Example: Fraud Detection

99.9% legitimate transactions
0.1% fraudulent transactions

A model predicting "not fraud" for everything achieves 99.9% accuracy but catches zero fraud!

Why It Matters

Standard algorithms optimize for majority class
Minority class gets ignored
High accuracy masks poor performance

Measuring Performance

Don't Use Accuracy

Accuracy = 99.9%  ← Misleading!
Recall (fraud) = 0%  ← Reality

Better Metrics

Precision/Recall for minority class
F1 Score (harmonic mean)
PR-AUC (Precision-Recall curve)
ROC-AUC (but can be misleading with severe imbalance)

Resampling Strategies

Oversampling: Increase Minority Class

Random Oversampling:

from imblearn.over_sampling import RandomOverSampler
ros = RandomOverSampler(random_state=42)
X_resampled, y_resampled = ros.fit_resample(X, y)

Simple but can cause overfitting (exact duplicates).

SMOTE (Synthetic Minority Oversampling):

from imblearn.over_sampling import SMOTE
smote = SMOTE(random_state=42)
X_resampled, y_resampled = smote.fit_resample(X, y)

Creates synthetic samples by interpolating between neighbors.

Existing points:  A ——— B
SMOTE creates:    A — × — B

SMOTE Variants:

Borderline-SMOTE: Only synthesize near decision boundary
ADASYN: More synthetic samples in harder regions
SMOTE-NC: Handles categorical features

Undersampling: Reduce Majority Class

Random Undersampling:

from imblearn.under_sampling import RandomUnderSampler
rus = RandomUnderSampler(random_state=42)
X_resampled, y_resampled = rus.fit_resample(X, y)

Simple but loses information.

Tomek Links: Remove majority samples that are nearest neighbors of minority samples.

Edited Nearest Neighbors: Remove majority samples misclassified by KNN.

NearMiss: Select majority samples closest to minority samples.

Combined Approaches

SMOTEENN: SMOTE + Edited Nearest Neighbors

from imblearn.combine import SMOTEENN
smoteenn = SMOTEENN(random_state=42)
X_resampled, y_resampled = smoteenn.fit_resample(X, y)

SMOTETomek: SMOTE + Tomek Links

Algorithm-Level Approaches

Class Weights

Tell the algorithm to penalize minority class errors more:

# Scikit-learn
model = LogisticRegression(class_weight='balanced')
model = RandomForestClassifier(class_weight='balanced')

# Manual weights
weights = {0: 1, 1: 10}  # Minority class 10x more important
model = RandomForestClassifier(class_weight=weights)

# Compute from data
from sklearn.utils.class_weight import compute_class_weight
weights = compute_class_weight('balanced', classes=np.unique(y), y=y)

Cost-Sensitive Learning

Explicit misclassification costs:

Cost matrix:
                Predicted
              Neg    Pos
Actual Neg    0      1     (FP cost)
       Pos    10     0     (FN cost - 10x higher!)

Threshold Adjustment

Default threshold is 0.5. Adjust for imbalanced data:

# Get probabilities
y_proba = model.predict_proba(X_test)[:, 1]

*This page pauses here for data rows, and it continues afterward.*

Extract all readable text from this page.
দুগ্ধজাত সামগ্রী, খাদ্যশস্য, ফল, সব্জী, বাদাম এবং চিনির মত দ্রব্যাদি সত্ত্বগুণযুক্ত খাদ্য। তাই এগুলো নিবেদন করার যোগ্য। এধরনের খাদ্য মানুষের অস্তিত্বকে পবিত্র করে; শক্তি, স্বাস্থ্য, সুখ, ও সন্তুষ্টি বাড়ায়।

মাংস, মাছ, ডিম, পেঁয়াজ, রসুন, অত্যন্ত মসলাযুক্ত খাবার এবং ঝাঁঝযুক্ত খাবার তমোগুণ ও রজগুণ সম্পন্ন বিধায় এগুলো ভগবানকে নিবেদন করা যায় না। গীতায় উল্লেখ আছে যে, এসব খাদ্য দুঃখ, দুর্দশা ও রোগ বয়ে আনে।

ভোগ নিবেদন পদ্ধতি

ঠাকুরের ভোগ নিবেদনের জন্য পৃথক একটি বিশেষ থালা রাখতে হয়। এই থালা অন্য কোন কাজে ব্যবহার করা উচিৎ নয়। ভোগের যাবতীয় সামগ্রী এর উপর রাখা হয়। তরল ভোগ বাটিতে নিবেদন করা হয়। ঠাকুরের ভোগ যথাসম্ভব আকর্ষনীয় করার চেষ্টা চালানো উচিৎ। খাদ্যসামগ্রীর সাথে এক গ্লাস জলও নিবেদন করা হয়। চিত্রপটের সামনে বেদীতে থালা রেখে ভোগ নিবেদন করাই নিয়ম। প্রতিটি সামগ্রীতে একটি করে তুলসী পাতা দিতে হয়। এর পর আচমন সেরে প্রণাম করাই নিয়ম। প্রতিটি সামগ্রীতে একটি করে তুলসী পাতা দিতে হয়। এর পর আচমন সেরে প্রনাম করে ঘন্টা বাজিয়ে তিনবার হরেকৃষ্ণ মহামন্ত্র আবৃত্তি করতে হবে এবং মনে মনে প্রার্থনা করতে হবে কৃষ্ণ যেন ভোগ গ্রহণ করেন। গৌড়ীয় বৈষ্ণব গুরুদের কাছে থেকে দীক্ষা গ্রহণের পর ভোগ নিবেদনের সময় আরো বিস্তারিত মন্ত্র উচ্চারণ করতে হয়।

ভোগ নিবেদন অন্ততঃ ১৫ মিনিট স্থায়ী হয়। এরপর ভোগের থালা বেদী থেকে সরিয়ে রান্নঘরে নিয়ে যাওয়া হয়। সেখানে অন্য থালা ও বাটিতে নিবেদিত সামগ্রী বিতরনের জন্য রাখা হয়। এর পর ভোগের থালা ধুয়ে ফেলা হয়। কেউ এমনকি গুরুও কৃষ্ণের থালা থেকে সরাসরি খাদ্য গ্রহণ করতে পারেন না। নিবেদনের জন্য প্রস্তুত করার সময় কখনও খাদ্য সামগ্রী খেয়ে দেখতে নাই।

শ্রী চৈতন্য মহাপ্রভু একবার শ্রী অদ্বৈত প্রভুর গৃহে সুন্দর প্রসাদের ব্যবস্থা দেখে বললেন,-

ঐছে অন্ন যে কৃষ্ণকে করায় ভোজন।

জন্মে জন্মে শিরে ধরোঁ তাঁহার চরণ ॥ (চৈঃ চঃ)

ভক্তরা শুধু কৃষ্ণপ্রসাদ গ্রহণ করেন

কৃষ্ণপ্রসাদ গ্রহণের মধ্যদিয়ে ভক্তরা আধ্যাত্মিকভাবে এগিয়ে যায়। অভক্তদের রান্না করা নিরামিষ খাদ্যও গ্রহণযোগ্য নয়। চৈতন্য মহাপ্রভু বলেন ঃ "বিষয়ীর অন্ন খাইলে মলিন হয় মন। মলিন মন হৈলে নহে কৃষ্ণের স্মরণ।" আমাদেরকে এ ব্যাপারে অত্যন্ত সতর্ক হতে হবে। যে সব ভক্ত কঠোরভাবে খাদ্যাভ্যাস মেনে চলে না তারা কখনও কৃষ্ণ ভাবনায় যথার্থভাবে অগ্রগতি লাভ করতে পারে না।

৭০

# Lower threshold to catch more positives
threshold = 0.3
y_pred = (y_proba > threshold).astype(int)

Use PR curve to find optimal threshold.

Ensemble Methods for Imbalanced Data

BalancedRandomForest

from imblearn.ensemble import BalancedRandomForestClassifier
model = BalancedRandomForestClassifier(n_estimators=100)

EasyEnsemble

Train multiple classifiers on different balanced subsets:

from imblearn.ensemble import EasyEnsembleClassifier
model = EasyEnsembleClassifier(n_estimators=10)

RUSBoost

Random undersampling + AdaBoost.

When to Use What

Situation	Approach
Moderate imbalance (1:10)	Class weights
Severe imbalance (1:100+)	SMOTE + class weights
Very small minority (<100)	Careful oversampling, anomaly detection
Large dataset	Undersampling + ensemble
Extreme imbalance (1:1000+)	Consider anomaly detection

Important Considerations

Resampling in Cross-Validation

# WRONG: Resample before split → data leakage!
X_resampled, y_resampled = SMOTE().fit_resample(X, y)
scores = cross_val_score(model, X_resampled, y_resampled)  # Leakage!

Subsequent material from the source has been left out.